Esta é a grande inovação da psicanálise, algo que nunca tinha
sido feito antes.
Partindo dos sonhos, buscará investigar a estrutura do aparelho
anímico e o jogo de forças que o compõem.

Parte A - O esquecimento dos sonhos

Aquilo em que os autores precedentes consideravam ser inexato,


falseado e incorreto da lembrança dos sonhos, inviabilizando-o como
objeto de estudo da alma humana, Freud verá um sentido a ser
descoberto.
Isso porque, ao contrário destes autores, Freud considera que
nenhuma alteração, troca, esquecimento e confusão na forma de se
narrar um sonho é arbitrária, ou seja, sem sentido.
Esta premissa inerente ao pensamento psicanalítico Freud
chamará determinismo psíquico que pode ser traduzido por: tudo o
que ocorre num lapso, num erro, num esquecimento, numa troca, numa
falha tem um sentido, embora este sentido esteja inconsciente para a
própria pessoa.
Freud aplicará esta premissa aos sonhos e não aceitará a ideia
de serem os sonhos imprestáveis para serem compreendidos por serem
confusos, incompletos ou estranhos.
Dirá, ao contrário, que este tratamento desdenhoso e duvidoso
do intelecto com os sonhos é produto da resistência, conceito que
utilizará cada vez mais e que significa tudo aquilo que opõe à trazer o
recalcado de à consciência e que, portanto, paralisa o trabalho
analítico.
Tal resistência se expressa em atitudes de desprezo, descrença e
demérito com os sonhos e outros produtos anímicos quando em outra
postura, não resistente, poderia se dizer: não sei ao certo o que isso
significa, mas eis o que me ocorre a respeito…
Da mesma forma, superestima-se o quanto o sonho foi esquecido
e está aos pedaços, não servindo à análise, também em prol da
resistência.
Freud dá uma prova da resistência interna à interpretação dos
sonhos ao dizer que sonhos que havia tido há dois ou três anos foram
facilmente interpretados por ele depois de se passarem alguns anos,
algo como dizer que tudo aquilo de que tomamos uma certa distância
no tempo e não nos mobiliza mais afetivamente pode ser melhor
compreendido.
Para ele, é muito difícil captarmos nossas próprias
representações involuntárias, o que requer abster-se de qualquer
crítica e aversão afetiva ou intelectual.
Exemplo: abordar intelectualmente determinados assuntos,
digamos o desejo de matar ou o estupro, pode me despertar ira, revolta
e mal-estar e por isso rapidamente eu me evado de refletir livremente
sobre ele.
A dica de Freud para vencer tais resistências: persistir na reflexão
e não se preocupar em chegar a algum lugar com isso.
Nem todo sonho pode ser interpretado e nenhum sonho pode ser
interpretado até o final, pois cada sonho tem o seu “umbigo”.
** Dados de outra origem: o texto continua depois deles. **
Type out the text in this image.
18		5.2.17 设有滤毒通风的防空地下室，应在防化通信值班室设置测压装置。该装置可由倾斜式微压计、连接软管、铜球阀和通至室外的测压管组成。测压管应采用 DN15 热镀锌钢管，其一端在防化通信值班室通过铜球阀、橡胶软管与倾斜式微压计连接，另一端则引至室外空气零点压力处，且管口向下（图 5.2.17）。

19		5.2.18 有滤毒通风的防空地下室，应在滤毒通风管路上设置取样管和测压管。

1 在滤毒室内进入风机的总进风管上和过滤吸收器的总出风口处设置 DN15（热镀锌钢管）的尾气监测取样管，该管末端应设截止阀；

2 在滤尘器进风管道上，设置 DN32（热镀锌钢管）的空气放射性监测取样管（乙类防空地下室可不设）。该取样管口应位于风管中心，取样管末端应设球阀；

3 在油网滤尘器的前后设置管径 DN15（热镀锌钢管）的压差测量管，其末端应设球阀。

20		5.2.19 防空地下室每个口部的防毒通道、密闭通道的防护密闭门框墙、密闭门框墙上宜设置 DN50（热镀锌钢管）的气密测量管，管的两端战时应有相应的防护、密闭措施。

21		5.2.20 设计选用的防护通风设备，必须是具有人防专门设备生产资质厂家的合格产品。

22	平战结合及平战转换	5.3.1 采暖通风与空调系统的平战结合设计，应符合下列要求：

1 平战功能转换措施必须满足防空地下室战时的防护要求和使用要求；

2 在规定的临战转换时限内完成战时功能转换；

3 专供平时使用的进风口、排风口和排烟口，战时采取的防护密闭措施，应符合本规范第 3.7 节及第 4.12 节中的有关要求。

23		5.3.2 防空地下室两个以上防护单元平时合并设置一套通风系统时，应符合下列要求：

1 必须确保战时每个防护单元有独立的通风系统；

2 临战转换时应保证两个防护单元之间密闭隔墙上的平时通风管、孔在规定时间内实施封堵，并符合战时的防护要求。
Relação dinâmica entre o sono, os sonhos e as resistências

O sonho só é possível de existir porque, no estado de sono, as


resistências arrefecem um pouco (não totalmente), o que, caso não
acontecesse, tornaria impossível o sonhar.
Nesse aspecto, pode-se dizer que o sonho é um produto do
estado que o psiquismo adota durante o sono.

Item B - Regressão

Freud busca explicar em termos da psicologia dos processos


oníricos porque, nos sonhos, um pensamento onírico carregado de
desejo é vivenciado sensorialmente, como se realmente estivesse
ocorrendo.
No exemplo do sonho da criança queimando, o desejo do pai de
ter o filho vivo novamente, faz com que ele, de fato, o veja.
Ou quando estamos com muita vontade de ir à praia e sonhamos
à noite estarmos de fato lá.
Isso não ocorre com os devaneios. Devaneamos, mas sabemos
que aquilo não é real.
Equivale a este aspecto vívido dos sonhos, as alucinações dos
doentes e as “visões” dos normais.
Para explicar isso, Freud lança mão de um modelo do aparelho
psíquico formado por três instâncias (algo que ele retoma do Projeto)
ou sistemas que mantêm uma relação temporal entre elas, umas vindo
depois das outras.
Neste modelo, o caráter alucinatório dos sonhos explica-se pelo
fato de que, dormindo a extremidade motora fica paralisada, fazendo
com que o sistema “rode” no sentido regressivo (sentido Motor - Pcpt).
Sentido contrário ao quando progressivo, de quando se está acordado.
Assim, a energia psíquica correndo em sentido oposto ativa o
sistema Pcpt-Mnêmico, fazendo com que os registros mnêmicos
armazenados no Incs sejam experimentados sensorialmente ou
alucinatoriamente.
Resumindo, dormindo, as catexias que durante o dia estavam
investidas na consciência e no estado de vigília se tornam “mais frouxas
e livres”. Isso, somado ao fato de que a extremidade motora está
paralisada quando dormimos, é o que faz as catexias correrem em
sentido regressivo, provocando os sonhos alucinatórios.
Na vida de vigília, é o estado regressivo das catexias que explica
as alucinações dos doentes e “visões” das pessoas normais. Nestes
casos, são as representações recalcadas e, portanto, inconscientes que
são alucinadas ou vistas.
São as representações inconscientes as únicas que podem
expressar-se regressivamente, ou seja, por alucinações e visões.
Freud exemplifica isso com um menino que tinha visões de rostos
verdes e olhos vermelhos, de onde se descobriu que a mãe, tentando-o
fazê-lo parar de se masturbar, ameaçou-o dizendo que ele iria ficar
como o colega mal comportado: com olhos vermelhos e cara verde.
Além do que ia, ficaria burro e morreria cedo.
Neste caso, a lembrança recalcada foi a da ameaça da mãe
contra a masturbação que ele alucinou vendo os rostos.
Isso leva Freud a considerar que as lembranças infantis, de alto
teor sensorial, forçam entrada na consciência por meio dos sonhos e
das alucinações. O que mostra como nunca, de fato, as deixamos para
trás, tão fortemente nos marcaram.
Como não podemos revivê-las, contentamo-nos a revivê-las nos
sonhos.
Conclusão, o efeito regressivo sobre as representações
explicam-se por duas vias, que se somam entre si: primeiro, a
resistência impedindo-as de chegar à consciência e segundo, a atração
de tudo o que foi vivido sensorialmente exerce sobre nós.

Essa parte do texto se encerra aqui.